Another possibility, of course, is that he was unable to find work after secondary school and immediately signed up as a volunteer. After training in Nijmegen, he left for the Dutch East Indies to serve there.
The KNIL was a professional army that until 1909 consisted largely of Belgians, French deserters from the Foreign Legion, Germans and Dutch fortune seekers. They were trained in Harderwijk, which earned the nickname ‘the sewer of Europe’ because the aspiring KNIL soldiers were particularly notable for the record time in which they spent their pay in the local pubs and brothels.
After 1909, only Dutch nationals were accepted and the training was moved to Nijmegen.
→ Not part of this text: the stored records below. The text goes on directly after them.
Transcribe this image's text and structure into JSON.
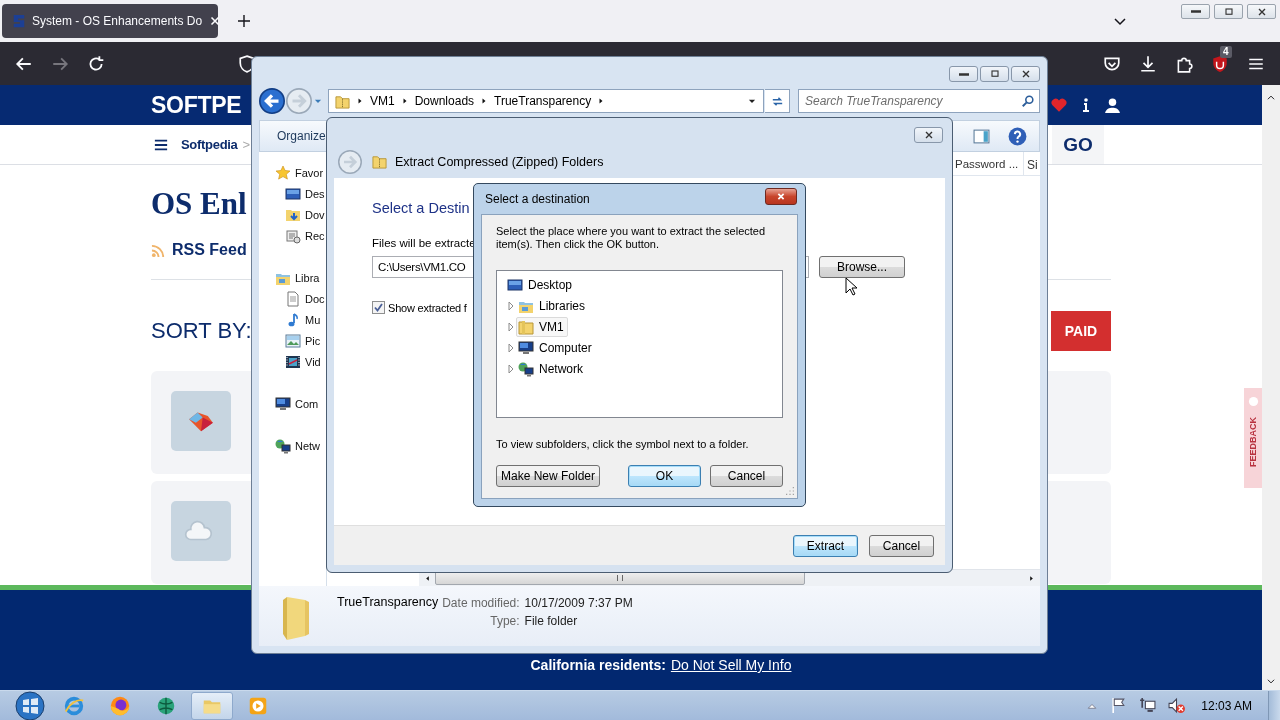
{
  "browser": {
    "tabs": [
      {
        "title": "System - OS Enhancements Do",
        "selected": true
      }
    ],
    "extension_badge": "4"
  },
  "website": {
    "logo": "SOFTPE",
    "breadcrumb": [
      "Softpedia",
      ">"
    ],
    "go_button": "GO",
    "heading": "OS Enl",
    "rss": "RSS Feed",
    "sort_label": "SORT BY:",
    "filter_button": "PAID",
    "cards": [
      {
        "kind": "gem"
      },
      {
        "kind": "cloud"
      }
    ],
    "feedback": "FEEDBACK",
    "footer": {
      "label": "California residents:",
      "link": "Do Not Sell My Info"
    }
  },
  "explorer": {
    "breadcrumb": [
      "VM1",
      "Downloads",
      "TrueTransparency"
    ],
    "search": {
      "placeholder": "Search TrueTransparency"
    },
    "toolbar": [
      "Organize"
    ],
    "nav_items": [
      {
        "label": "Favor",
        "kind": "star",
        "children": [
          {
            "label": "Des",
            "kind": "desktop"
          },
          {
            "label": "Dov",
            "kind": "downloads"
          },
          {
            "label": "Rec",
            "kind": "recent"
          }
        ]
      },
      {
        "label": "Libra",
        "kind": "library",
        "children": [
          {
            "label": "Doc",
            "kind": "documents"
          },
          {
            "label": "Mu",
            "kind": "music"
          },
          {
            "label": "Pic",
            "kind": "pictures"
          },
          {
            "label": "Vid",
            "kind": "videos"
          }
        ]
      },
      {
        "label": "Com",
        "kind": "computer"
      },
      {
        "label": "Netw",
        "kind": "network"
      }
    ],
    "columns": [
      "Password ...",
      "Si"
    ],
    "details": {
      "name": "TrueTransparency",
      "fields": [
        {
          "label": "Date modified:",
          "value": "10/17/2009 7:37 PM"
        },
        {
          "label": "Type:",
          "value": "File folder"
        }
      ]
    }
  },
  "extract_dialog": {
    "title": "Extract Compressed (Zipped) Folders",
    "heading": "Select a Destin",
    "path_label": "Files will be extracte",
    "path": {
      "value": "C:\\Users\\VM1.CO"
    },
    "show_files": {
      "label": "Show extracted f",
      "checked": true
    },
    "browse_button": "Browse...",
    "buttons": [
      {
        "label": "Extract",
        "default": true
      },
      {
        "label": "Cancel",
        "default": false
      }
    ]
  },
  "folder_dialog": {
    "title": "Select a destination",
    "instructions": "Select the place where you want to extract the selected item(s).  Then click the OK button.",
    "tree": [
      {
        "label": "Desktop",
        "kind": "desktop",
        "selected": false,
        "children": [
          {
            "label": "Libraries",
            "kind": "library",
            "expanded": false,
            "selected": false
          },
          {
            "label": "VM1",
            "kind": "user",
            "expanded": false,
            "selected": true
          },
          {
            "label": "Computer",
            "kind": "computer",
            "expanded": false,
            "selected": false
          },
          {
            "label": "Network",
            "kind": "network",
            "expanded": false,
            "selected": false
          }
        ]
      }
    ],
    "hint": "To view subfolders, click the symbol next to a folder.",
    "buttons": [
      {
        "label": "Make New Folder",
        "default": false
      },
      {
        "label": "OK",
        "default": true
      },
      {
        "label": "Cancel",
        "default": false
      }
    ]
  },
  "taskbar": {
    "apps": [
      {
        "kind": "ie",
        "active": false
      },
      {
        "kind": "firefox",
        "active": false
      },
      {
        "kind": "globe",
        "active": false
      },
      {
        "kind": "folder",
        "active": true
      },
      {
        "kind": "media",
        "active": false
      }
    ],
    "clock": "12:03 AM"
  }
}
The Gosewisch family originally came from Germany. Willem Hubertus Charles Gosewisch was a merchant in the town of Garontale. His wife, Anna, Catharina Rosenboom, was reported to have been a teacher’s assistant for five years at the first public primary school in Makassar.
It is quite possible that Jan Simons came into contact with Anna Catharina and her daughter through education after his KNIL contract ended.
After the birth of three children, the couple moved from Gorontale to Surabaya around 1925 and then to Batavia, where two more children were born.
As already mentioned, after the defeat by Japan, he ended up in a military camp.
After liberation, they left Semarang with their youngest daughter and moved to the Netherlands. The older children, three of whom were of legal age, preferred to remain in the Dutch East Indies.
The Simons family was allocated part of a house and moved into a house at 1eHelmersstraat in Amsterdam on 27 June 1946. From that address, they moved to Haringvlietstraat 55 on 20 September 1947, where they continued to live until 15 March 1949.
Rooseveltlaan 160 III became their next address. They lived there for a few years until 2 January 1953, when they moved to Dacostastraat 1A3.
On 11 June 1960, this crusade through Amsterdam came to an end and Jan moved to Molukkenstraat. Alone. His wife Christine had already passed away on 8 September 1955 at the age of fifty.
I do not know whether Jan remained in education after SpinozaMULO. He was still too young, 49, to retire.
Jan Simons died on 4 September 1961, aged 65.
Together with his wife, he was one of the millions of victims of a derailed period in history.